Schließlich lebt das Land Niedersachsen ganz gut von und mit der Sperrminorität bei Volkswagen. Welche der beiden Thesen nun zutreffender ist, wird sich nicht nachweisen lassen, da der Anteil nicht aufgedeckter Straftaten in der Wirtschaft systemimmanent im Dunkeln bleiben wird. Interessant ist auch, dass zumindest hinter vorgehaltener Hand, der eine oder andere den Betrug für legitim hält. Schließlich machen das ja irgendwie alle und der Skandal wurde in USA nur aufgedeckt, um die deutschen Autos von US-Markt fern zu halten. Nachdem amerikanische Gerichte schon hohe Schadenersatzforderungen gegen Volkswagen durchgesetzt haben, steht Ende September der Prozess gegen den ehemaligen Vorstandsvorsitzenden der Audi AG an, der sich wegen Betrugs verantworten muss.

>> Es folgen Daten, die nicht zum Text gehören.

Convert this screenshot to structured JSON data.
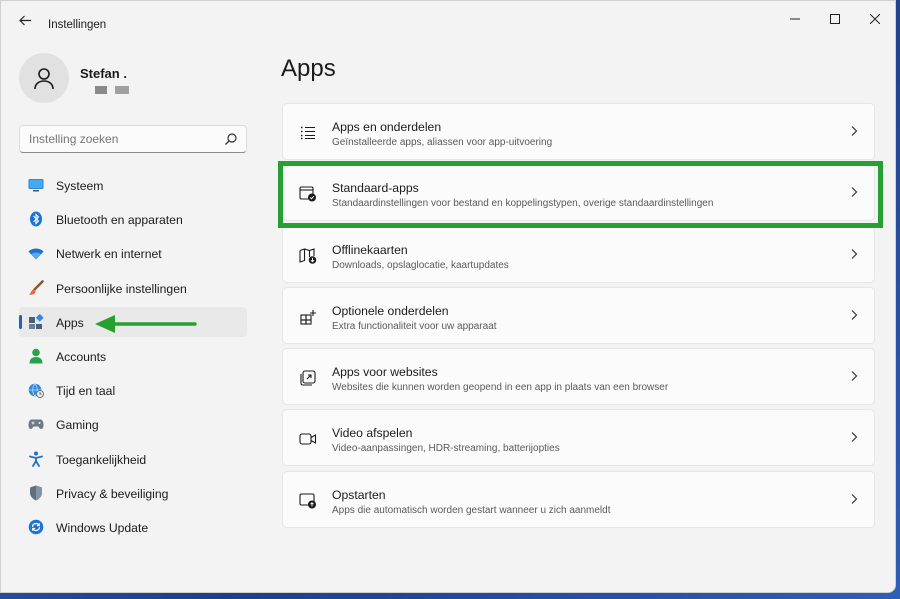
{
  "window": {
    "title": "Instellingen",
    "controls": [
      "minimize-icon",
      "maximize-icon",
      "close-icon"
    ]
  },
  "user": {
    "name": "Stefan ."
  },
  "search": {
    "placeholder": "Instelling zoeken"
  },
  "sidebar": {
    "items": [
      {
        "label": "Systeem",
        "icon": "monitor-icon",
        "active": false
      },
      {
        "label": "Bluetooth en apparaten",
        "icon": "bluetooth-icon",
        "active": false
      },
      {
        "label": "Netwerk en internet",
        "icon": "wifi-icon",
        "active": false
      },
      {
        "label": "Persoonlijke instellingen",
        "icon": "brush-icon",
        "active": false
      },
      {
        "label": "Apps",
        "icon": "apps-icon",
        "active": true
      },
      {
        "label": "Accounts",
        "icon": "person-icon",
        "active": false
      },
      {
        "label": "Tijd en taal",
        "icon": "globe-clock-icon",
        "active": false
      },
      {
        "label": "Gaming",
        "icon": "gamepad-icon",
        "active": false
      },
      {
        "label": "Toegankelijkheid",
        "icon": "accessibility-icon",
        "active": false
      },
      {
        "label": "Privacy & beveiliging",
        "icon": "shield-icon",
        "active": false
      },
      {
        "label": "Windows Update",
        "icon": "update-icon",
        "active": false
      }
    ]
  },
  "main": {
    "title": "Apps",
    "cards": [
      {
        "title": "Apps en onderdelen",
        "desc": "Geïnstalleerde apps, aliassen voor app-uitvoering",
        "icon": "list-icon"
      },
      {
        "title": "Standaard-apps",
        "desc": "Standaardinstellingen voor bestand en koppelingstypen, overige standaardinstellingen",
        "icon": "default-apps-icon"
      },
      {
        "title": "Offlinekaarten",
        "desc": "Downloads, opslaglocatie, kaartupdates",
        "icon": "map-download-icon"
      },
      {
        "title": "Optionele onderdelen",
        "desc": "Extra functionaliteit voor uw apparaat",
        "icon": "add-grid-icon"
      },
      {
        "title": "Apps voor websites",
        "desc": "Websites die kunnen worden geopend in een app in plaats van een browser",
        "icon": "open-in-app-icon"
      },
      {
        "title": "Video afspelen",
        "desc": "Video-aanpassingen, HDR-streaming, batterijopties",
        "icon": "video-icon"
      },
      {
        "title": "Opstarten",
        "desc": "Apps die automatisch worden gestart wanneer u zich aanmeldt",
        "icon": "startup-icon"
      }
    ]
  },
  "colors": {
    "accent": "#1f5fc6",
    "highlight": "#27a032"
  }
}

Etwas Ähnliches haben wir im Falle der Cum-Ex-Geschäfte erlebt, die sich findige Investmentbanker ausgedacht haben. Das Unrechtsbewusstsein war bei den Beteiligten überhaupt nicht vorhanden. Neben den Banken haben auch Anwälte das Verfahren für rechtmäßig befunden und mancher befindet sich heute wegen Fluchtgefahr in Untersuchungshaft.

Der Soziologe Niklas Luhmann nennt es "brauchbare Illegalität", wenn eine Organisation oder Unternehmen vom illegalen Verhalten der Mitglieder profitiert, das illegale Verhalten zum Standard wird und so legales Verhalten als Verstoß gegen die Werte der Organisation oder des Unternehmens empfunden wird. Unter der Überschrift "schummeln lohnt sich" hat sich Rainer Hank in der Frankfurter Allgemeinen Sonntagszeitung auch mit diesem Thema beschäftigt und ist von Wirecard sehr schnell zum Baugewerbe gekommen. Eben weil es da so einfach ist zu schummeln. Werden Bauteile entfernt, Bodenbewegungen durchgeführt oder komplexe Arbeiten ausgeführt, sind diese ganz häufig einer späteren Prüfung entzogen.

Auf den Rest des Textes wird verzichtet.